Regulations Barred Renewal of Cuban Mark Registration

by Thomas Long, Legal Editor, CCH Trademark Law Guide  

A company owned by the Cuban government was barred from renewing its U.S. federal registration for the trademark HAVANA CLUB, for rum, under a 1998 amendment to regulations that prohibit most transactions between American and Cuban persons, the U.S. Court of Appeals for the District of Columbia Circuit has held. Barring the renewal was not an improper retroactive application of the 1998 amendment and did not violate the Cuban company’s due process rights.

As issued in 1963, the Cuban Assets Control Regulations contained an exception allowing Cuban-affiliated entities to register and renew U.S. trademarks. In 1976, acting under that exception, the company registered the HAVANA CLUB mark with the U.S. Patent and Trademark Office. In 1996, one of the company’s subsidiaries renewed the trademark.

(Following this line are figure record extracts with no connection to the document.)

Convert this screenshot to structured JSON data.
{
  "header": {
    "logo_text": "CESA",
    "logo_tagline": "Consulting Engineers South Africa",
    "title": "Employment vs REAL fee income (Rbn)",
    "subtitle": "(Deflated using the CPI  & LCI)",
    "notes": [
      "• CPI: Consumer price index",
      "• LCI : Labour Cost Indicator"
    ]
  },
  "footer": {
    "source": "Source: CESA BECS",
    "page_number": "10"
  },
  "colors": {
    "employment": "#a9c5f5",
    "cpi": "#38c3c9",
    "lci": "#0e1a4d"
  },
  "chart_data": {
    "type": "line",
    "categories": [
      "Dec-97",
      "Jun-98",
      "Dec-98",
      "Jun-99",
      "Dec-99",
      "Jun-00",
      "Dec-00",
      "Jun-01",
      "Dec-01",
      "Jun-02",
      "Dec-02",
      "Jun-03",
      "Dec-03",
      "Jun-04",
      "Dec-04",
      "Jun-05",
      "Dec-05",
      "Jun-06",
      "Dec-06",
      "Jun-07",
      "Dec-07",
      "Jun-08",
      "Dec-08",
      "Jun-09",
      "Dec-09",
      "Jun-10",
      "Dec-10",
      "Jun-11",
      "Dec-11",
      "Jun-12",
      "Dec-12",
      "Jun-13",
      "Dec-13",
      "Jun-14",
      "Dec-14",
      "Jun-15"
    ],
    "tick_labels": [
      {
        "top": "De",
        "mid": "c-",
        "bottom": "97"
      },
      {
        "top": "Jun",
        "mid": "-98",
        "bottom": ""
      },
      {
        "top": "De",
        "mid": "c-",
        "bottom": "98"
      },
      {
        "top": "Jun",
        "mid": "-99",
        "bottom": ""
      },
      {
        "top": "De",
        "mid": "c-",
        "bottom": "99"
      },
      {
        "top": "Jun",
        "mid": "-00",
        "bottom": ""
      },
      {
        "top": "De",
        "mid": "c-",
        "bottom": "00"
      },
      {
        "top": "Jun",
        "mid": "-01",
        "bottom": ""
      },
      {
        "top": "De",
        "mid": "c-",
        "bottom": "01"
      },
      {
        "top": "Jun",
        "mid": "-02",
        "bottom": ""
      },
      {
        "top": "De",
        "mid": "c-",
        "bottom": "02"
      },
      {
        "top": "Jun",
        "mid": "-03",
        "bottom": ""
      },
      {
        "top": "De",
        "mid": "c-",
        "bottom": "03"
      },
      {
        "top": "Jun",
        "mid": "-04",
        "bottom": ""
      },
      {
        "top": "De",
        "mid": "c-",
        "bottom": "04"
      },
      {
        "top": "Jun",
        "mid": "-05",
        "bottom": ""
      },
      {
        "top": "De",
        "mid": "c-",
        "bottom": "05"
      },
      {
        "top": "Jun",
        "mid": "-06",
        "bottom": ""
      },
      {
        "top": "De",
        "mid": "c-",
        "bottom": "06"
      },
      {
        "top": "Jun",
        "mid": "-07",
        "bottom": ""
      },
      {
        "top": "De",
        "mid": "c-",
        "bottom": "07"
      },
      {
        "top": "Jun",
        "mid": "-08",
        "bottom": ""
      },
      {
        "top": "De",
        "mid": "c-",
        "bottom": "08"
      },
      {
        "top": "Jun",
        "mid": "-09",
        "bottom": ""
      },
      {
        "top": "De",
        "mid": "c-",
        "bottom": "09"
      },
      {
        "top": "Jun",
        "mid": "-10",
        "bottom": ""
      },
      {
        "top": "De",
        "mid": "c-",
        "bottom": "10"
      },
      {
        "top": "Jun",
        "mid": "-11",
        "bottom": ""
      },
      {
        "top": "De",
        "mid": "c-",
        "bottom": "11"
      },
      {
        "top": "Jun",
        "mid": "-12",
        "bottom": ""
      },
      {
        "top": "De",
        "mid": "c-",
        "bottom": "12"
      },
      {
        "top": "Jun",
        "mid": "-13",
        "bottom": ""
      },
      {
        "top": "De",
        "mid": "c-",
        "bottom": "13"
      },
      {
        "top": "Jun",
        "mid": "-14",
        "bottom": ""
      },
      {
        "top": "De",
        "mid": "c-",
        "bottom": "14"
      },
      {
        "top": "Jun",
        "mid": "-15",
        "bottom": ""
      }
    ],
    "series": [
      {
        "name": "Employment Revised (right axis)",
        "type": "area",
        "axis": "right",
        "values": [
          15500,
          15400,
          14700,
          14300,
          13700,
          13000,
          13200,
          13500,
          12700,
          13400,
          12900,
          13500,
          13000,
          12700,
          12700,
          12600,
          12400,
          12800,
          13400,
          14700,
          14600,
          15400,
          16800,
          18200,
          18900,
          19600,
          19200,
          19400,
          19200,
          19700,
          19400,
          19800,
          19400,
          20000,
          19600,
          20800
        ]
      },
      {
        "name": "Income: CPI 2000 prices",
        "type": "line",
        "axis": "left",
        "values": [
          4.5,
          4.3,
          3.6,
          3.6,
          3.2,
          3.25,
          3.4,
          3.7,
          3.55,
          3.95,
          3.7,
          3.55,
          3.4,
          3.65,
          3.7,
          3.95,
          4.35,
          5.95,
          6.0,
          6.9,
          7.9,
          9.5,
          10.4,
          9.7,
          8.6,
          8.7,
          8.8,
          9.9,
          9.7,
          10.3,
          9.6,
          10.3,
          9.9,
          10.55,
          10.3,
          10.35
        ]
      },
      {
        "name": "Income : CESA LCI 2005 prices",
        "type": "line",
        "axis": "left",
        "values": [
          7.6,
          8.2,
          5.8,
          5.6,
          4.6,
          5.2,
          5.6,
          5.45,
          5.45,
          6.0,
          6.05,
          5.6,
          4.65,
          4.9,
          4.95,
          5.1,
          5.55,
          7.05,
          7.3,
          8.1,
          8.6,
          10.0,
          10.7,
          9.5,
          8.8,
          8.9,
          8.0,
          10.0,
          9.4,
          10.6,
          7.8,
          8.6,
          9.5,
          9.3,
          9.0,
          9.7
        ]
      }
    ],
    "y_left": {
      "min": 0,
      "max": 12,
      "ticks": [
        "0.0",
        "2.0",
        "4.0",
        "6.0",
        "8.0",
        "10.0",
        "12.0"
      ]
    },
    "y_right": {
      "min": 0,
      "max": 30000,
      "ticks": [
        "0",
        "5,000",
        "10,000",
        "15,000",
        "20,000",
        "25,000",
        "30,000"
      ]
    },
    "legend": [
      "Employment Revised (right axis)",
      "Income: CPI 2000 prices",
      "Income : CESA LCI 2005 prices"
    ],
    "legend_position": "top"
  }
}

In 1998, Congress modified the exception to the regulations and barred renewals of trademarks that had been first registered prior to 1998. As a result, the Department of the Treasury’s Office of Foreign Assets Control prohibited the company from renewing the mark when it came due for renewal in 2006.

The presumption against retroactivity did not apply to the 1998 amendment, according to the court. The regulations, as originally enacted, stated that exceptions were revocable at any time, so the company did not have a vested right to perpetually renew its mark. A law that merely upsets expectations based in prior law does not trigger the presumption against retroactivity, the court said.

The 1998 legislation satisfied the deferential substantive due process test, the court held. Because the case did not involve a fundamental right, the 1998 law comported with due process as long as it was rationally related to a legitimate government interest.

The 1998 law was rationally related to the legitimate government goals of isolating Cuba’s Communist government and hastening a transition to democracy in Cuba, in the court’s view. Any unfairness that might arise from applying the 1998 legislation to trademark renewals was eliminated by the fact that the Cuban Assets Control Regulations had clearly warned that exceptions for trademarks were revocable at any time.

Empresa Cubana Exportadora de Alimentos y Productos Varios, 9th Cir., ¶61,783.